Here is this week’s news of grants to historically Black colleges and universities or for programs of particular interest to African Americans in higher education.
Historically Black Fort Valley State University in Georgia received a $200,000 grant from the U.S. Department of Agriculture for research on protecting peanut crops from burrower bug damage. The research will be under the direction of George Mbata, a professor of biology at the university. Dr. Mbata holds bachelor’s, master’s, and doctoral degrees in zoology from the University of Ibadan in Nigeria.
The University of Chicago received $50 million challenge grant from alumna Harriet Heyman and her husband Michael Moritz. The funds will support the Odyssey Scholarship Program that is aimed at students with the greatest economic need. Many of the students in the program are minorities or the first in their families to attend college. The grant will also support the university’s Collegiate Scholars Program, which prepares students in the predominantly Black and Hispanic Chicago Public School System to excel at the nation’s leading colleges and universities.

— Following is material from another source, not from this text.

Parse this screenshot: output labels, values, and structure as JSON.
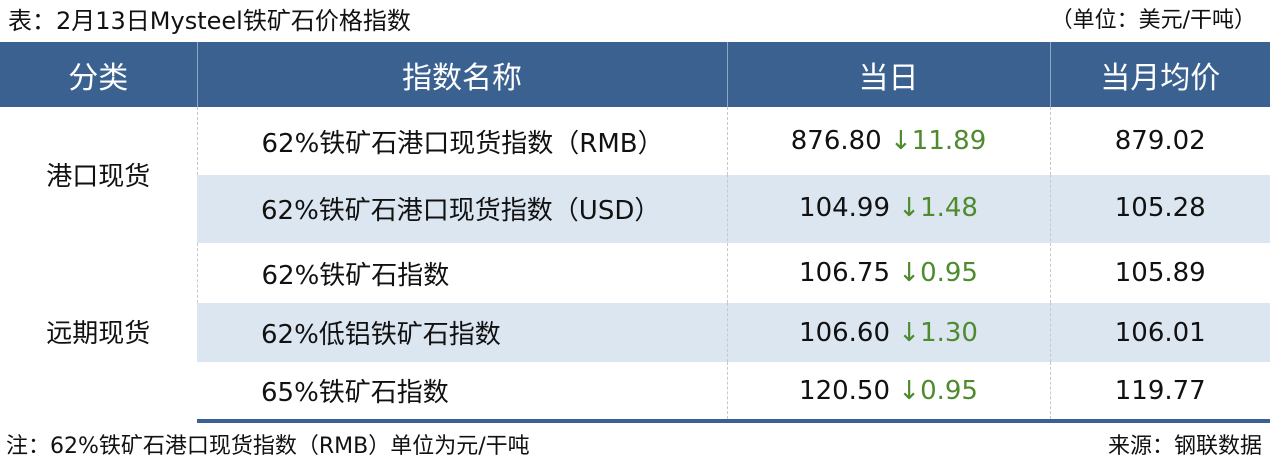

Albany State University, the historically Black educational institution in Georgia, received a three-year, $1.1 million grant from the U.S. Department of Defense for research on protecting troops and the general public from bioterrorist attacks. The research team, which includes Shayla Williams, an assistant professor of biology at Albany State, will study the toxic effect of organophosphate compounds in different types of cells.
The United Negro College Fund announced a new seven-year, $700,000 commitment from U.S. Bank to launch the Ujima Scholars Program that will help African American high school students from the Twin Cities in Minnesota prepare for college. These students will then receive college scholarships. Each student selected for the program will be paired with a mentor from U.S. Bank.